Aún tuvo que pensar. Decididamente, no había visto la película.

– Ahora lo pillo -dijo-. En fin, me esforzaré, por la cuenta que me trae. Pero me va a costar. En el destino del que vengo tenía un sargento primero que te arrestaba por llevar polvo en los zapatos.

– Es que la falta de cariño en la infancia puede llegar a ser muy mala. Tan sólo espero que la experiencia con semejante espécimen no te haya traumatizado hasta el punto de impedirte ver que no todos los que llevamos galones sufrimos ese trastorno de la personalidad.

– Por supuesto.

– Aunque podamos tener otros, quizá peores. En realidad, todo el mundo tiene alguno. Sin trastornos, no hay humanidad.

– Si usted lo dice.

– No, yo no. Se lo leí a alguien. Pero ahora no estoy seguro de quién era el sabihondo, así que me ahorro la pedantería. Ve, anda.

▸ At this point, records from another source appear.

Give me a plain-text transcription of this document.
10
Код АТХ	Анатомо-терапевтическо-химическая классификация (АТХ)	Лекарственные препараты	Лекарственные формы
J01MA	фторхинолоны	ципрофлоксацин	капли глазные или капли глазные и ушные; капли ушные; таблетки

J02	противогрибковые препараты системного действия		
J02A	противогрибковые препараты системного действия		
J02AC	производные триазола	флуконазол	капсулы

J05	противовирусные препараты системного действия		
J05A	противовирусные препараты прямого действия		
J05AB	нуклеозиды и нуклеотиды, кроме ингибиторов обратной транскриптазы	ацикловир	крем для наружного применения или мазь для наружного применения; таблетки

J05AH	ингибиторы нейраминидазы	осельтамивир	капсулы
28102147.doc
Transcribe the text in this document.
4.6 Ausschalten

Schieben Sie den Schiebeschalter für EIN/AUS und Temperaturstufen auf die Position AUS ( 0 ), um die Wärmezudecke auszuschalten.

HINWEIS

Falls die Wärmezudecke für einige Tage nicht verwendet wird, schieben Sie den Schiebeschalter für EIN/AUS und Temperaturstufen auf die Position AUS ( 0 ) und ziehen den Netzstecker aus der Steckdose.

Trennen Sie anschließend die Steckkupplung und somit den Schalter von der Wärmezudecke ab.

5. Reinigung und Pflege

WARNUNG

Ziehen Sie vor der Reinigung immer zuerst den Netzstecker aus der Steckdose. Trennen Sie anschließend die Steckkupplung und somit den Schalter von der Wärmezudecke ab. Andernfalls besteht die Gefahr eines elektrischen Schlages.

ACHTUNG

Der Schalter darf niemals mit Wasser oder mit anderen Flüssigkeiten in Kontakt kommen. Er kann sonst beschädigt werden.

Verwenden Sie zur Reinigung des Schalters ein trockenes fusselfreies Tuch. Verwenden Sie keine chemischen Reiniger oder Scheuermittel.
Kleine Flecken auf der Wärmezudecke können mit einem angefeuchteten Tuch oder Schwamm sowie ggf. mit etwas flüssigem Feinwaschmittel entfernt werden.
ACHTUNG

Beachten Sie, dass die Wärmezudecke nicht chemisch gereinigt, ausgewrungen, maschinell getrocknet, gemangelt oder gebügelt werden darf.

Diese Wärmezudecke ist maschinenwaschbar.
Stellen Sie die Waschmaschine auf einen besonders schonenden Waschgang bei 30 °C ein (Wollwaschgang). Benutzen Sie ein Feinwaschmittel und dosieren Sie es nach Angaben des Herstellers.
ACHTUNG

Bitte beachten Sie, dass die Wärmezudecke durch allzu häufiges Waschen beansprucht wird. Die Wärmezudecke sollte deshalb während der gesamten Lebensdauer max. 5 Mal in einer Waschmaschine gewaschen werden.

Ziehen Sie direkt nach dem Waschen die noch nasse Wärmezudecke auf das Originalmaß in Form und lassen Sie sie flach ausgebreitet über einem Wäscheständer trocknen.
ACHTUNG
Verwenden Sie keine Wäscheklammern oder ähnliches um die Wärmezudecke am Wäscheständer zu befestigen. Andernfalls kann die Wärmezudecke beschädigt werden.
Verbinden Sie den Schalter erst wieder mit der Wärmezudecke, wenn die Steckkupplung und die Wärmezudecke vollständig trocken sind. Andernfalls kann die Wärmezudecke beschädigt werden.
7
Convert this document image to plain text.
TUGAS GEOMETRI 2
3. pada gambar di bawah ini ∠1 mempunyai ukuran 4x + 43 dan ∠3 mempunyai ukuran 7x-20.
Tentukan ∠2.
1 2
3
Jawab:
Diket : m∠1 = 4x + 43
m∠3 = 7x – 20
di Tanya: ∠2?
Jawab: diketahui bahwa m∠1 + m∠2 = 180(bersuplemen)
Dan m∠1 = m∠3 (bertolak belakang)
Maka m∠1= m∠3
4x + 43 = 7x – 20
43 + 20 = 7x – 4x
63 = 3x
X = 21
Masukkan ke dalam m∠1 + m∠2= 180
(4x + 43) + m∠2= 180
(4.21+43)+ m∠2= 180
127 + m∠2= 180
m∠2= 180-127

Mientras Arnau iba a buscar la documentación, me reuní con Chamorro y con las dos mujeres que lloraban a Óscar Santacruz. Ahora se las veía reconcentradas y taciturnas. Justo cuando yo llegaba a la sala de espera, a Magdalena le sonó el móvil. Al oír el politono (uno de esos supuestamente agradables que les ponen de fábrica, y que al tercer día te repatean como cualquier otro) saltó como una ballesta y se salió al vestíbulo. La conversación se alargó durante unos minutos, en los que a juzgar por sus ademanes y los jirones de frases que me llegaban,

Magdalena no dejó de dar instrucciones a su interlocutor.

Cuando terminó de hablar, regresó a la sala de espera.

– Mi madre, que se empeña en venir. Tengo que impedirlo a toda costa. Anda bastante fastidiada del azúcar. Ya se lo llevaremos en cuanto nos dejen, y ya tendrá el entierro para machacarse.

– ¿Y su padre? -pregunté.

– Murió ya. Y ahora, esta pobre… No sé cómo vamos a hacer para que no le siga, con mi hermano. En fin, una cosa detrás de la otra.

– ¿Van a enterrarlo en Cáceres?

– Sí. Somos de allí. Y allí habrá quien le lleve flores, por lo menos.

No se me escapó el gesto de Ainara. Pero no dijo nada.

– Mi compañero ha ido a buscarle los papeles del seguro.

– Gracias. Me vendrá bien dejar todo eso encajado cuanto antes.

Arnau vino a los cinco minutos. Traía una carpeta de plástico transparente. Y dentro de ella, la póliza de seguro de decesos de Óscar. Se la entregué a Magdalena junto con mi tarjeta de visita.

– Nosotros tenemos que irnos. Para cualquier cosa, me pueden localizar en ese teléfono. Las llamaremos, pero por hoy dejamos de molestarlas. Los compañeros de aquí estarán pendientes de ustedes.

Luego le tendí a Ainara las llaves de su coche.

– ¿Te encuentras ya mejor? ¿Podemos marcharnos tranquilos?

– Resistiré, creo -murmuró, todavía un poco ida.

– No se preocupe, yo la cuido -dijo Magdalena.

Y allí las dejé, con su solidaridad de circunstancias. Quizá la más auténtica, después de todo. Ya en la calle, me dirigí a la sargento:

– Y ahora, escupe. ¿Qué te ha dicho la bruja?